Here is a link to a picture.
[This message has been edited by Tom Lathrop (edited 12-13-2001).]
The folks at Glen-L have a couple of dory plans I have been considering. These have a well but I think they include an option for transom mount. They may be able to answer your question on the gains/losses of each approach.
At 30 kts. I don't believe you will see any difference in top end speed based solely on transom shape, so I would say go with what you like. I myself have always liked outboard wells (though they do "eat" up some interior space) and like seeing the true transom that they allow. You are also less likely to be pooped if caught in a following sea; this is also because you have moved all that weight about 24" farther forward.
12-13-2001, 05:25 PM
Thanks to all for the replys to my questions- they have been very helpful- I have seen the Graham Burnes design Miss Stepphie- saw it jon an old post- I actually started to build the 17 foot Bay River Runner, of Burnes design, however once I got a few of the pieces cut out I decided it was just too large a hull for what I wanted. I likeed the shape though so I shrunk it down to a bit less than 16 feet ter with a good bit less beam-. I still havent decided what type of stern/transom I want on her Thanks to all once again.
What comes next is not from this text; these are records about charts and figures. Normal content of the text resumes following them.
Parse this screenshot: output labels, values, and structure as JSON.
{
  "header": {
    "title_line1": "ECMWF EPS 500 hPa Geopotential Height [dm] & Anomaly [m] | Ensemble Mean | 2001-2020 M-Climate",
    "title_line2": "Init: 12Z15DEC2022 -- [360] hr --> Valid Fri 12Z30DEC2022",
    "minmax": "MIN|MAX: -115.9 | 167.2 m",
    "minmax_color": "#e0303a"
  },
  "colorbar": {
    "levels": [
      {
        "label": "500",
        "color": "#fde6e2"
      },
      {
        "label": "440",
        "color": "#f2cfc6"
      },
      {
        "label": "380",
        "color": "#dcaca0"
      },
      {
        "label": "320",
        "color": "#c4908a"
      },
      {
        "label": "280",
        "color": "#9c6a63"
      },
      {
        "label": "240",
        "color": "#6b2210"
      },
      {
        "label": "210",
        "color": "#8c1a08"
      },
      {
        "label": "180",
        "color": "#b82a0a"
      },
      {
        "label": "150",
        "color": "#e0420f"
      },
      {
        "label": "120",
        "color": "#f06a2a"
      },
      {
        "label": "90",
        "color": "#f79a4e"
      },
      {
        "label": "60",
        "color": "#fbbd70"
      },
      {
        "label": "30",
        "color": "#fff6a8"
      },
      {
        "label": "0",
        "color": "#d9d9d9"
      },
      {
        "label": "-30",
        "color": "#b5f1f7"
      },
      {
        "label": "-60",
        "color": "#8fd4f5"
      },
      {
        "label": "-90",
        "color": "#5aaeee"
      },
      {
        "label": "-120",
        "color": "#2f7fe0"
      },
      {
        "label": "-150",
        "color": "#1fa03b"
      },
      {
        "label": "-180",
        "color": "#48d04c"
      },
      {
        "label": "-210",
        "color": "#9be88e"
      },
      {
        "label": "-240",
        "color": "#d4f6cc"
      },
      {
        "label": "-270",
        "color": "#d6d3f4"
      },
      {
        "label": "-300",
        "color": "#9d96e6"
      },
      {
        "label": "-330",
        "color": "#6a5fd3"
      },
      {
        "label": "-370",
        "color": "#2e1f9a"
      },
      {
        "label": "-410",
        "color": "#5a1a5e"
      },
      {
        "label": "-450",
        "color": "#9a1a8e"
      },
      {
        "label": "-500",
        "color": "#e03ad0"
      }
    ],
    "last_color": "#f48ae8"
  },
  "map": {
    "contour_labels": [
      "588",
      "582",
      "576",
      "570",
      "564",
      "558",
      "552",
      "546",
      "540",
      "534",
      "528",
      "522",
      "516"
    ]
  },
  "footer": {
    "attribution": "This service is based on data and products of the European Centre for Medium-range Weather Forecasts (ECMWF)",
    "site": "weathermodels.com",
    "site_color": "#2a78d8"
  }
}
[This message has been edited by liveoak (edited 12-13-2001).]
12-13-2001, 06:31 PM
When you shrunk the 17ft Runner, you were getting very close to the 15ft Bay River Skiff/Runner. The difference between the Skiff and Runner being only that the runner has slightly flatter aft lines for higher speed. I built the BRS15 and loved it under power or sail. A far better boat than WoodenBoat's "Perfect Skiff". Sold it to get the cash to build another larger boat.
It's all personal preference, but I think the square transom with about 11 degrees rake is better looking than either the round or ducktail types.
12-14-2001, 07:11 PM
Tom- I know well about the 15 foot BRS/BRR - I worked on a couple of them and built a small center console for one while working for Nelson Silva. Those boats have an incredible ride and I feel it would prove difficlult to find a more " perfect skiff "
[This message has been edited by liveoak (edited 12-14-2001).]
12-15-2001, 10:56 AM
It was a sad day for wooden boat lovers in NC when cancer took Nelson Silva. He had said that he preferred the Bay River boats to the Simmons Sea Skiff.
On a Sunday afternoon a few years ago, Liz and I were sailing "Loon", our BRS 15 in Penobscot Bay off Castine, ME. A beautiful downeast schooner sailed by and the crew called out, "that Loon is a beautiful little boat". We returned the compliment with pride and sailed on.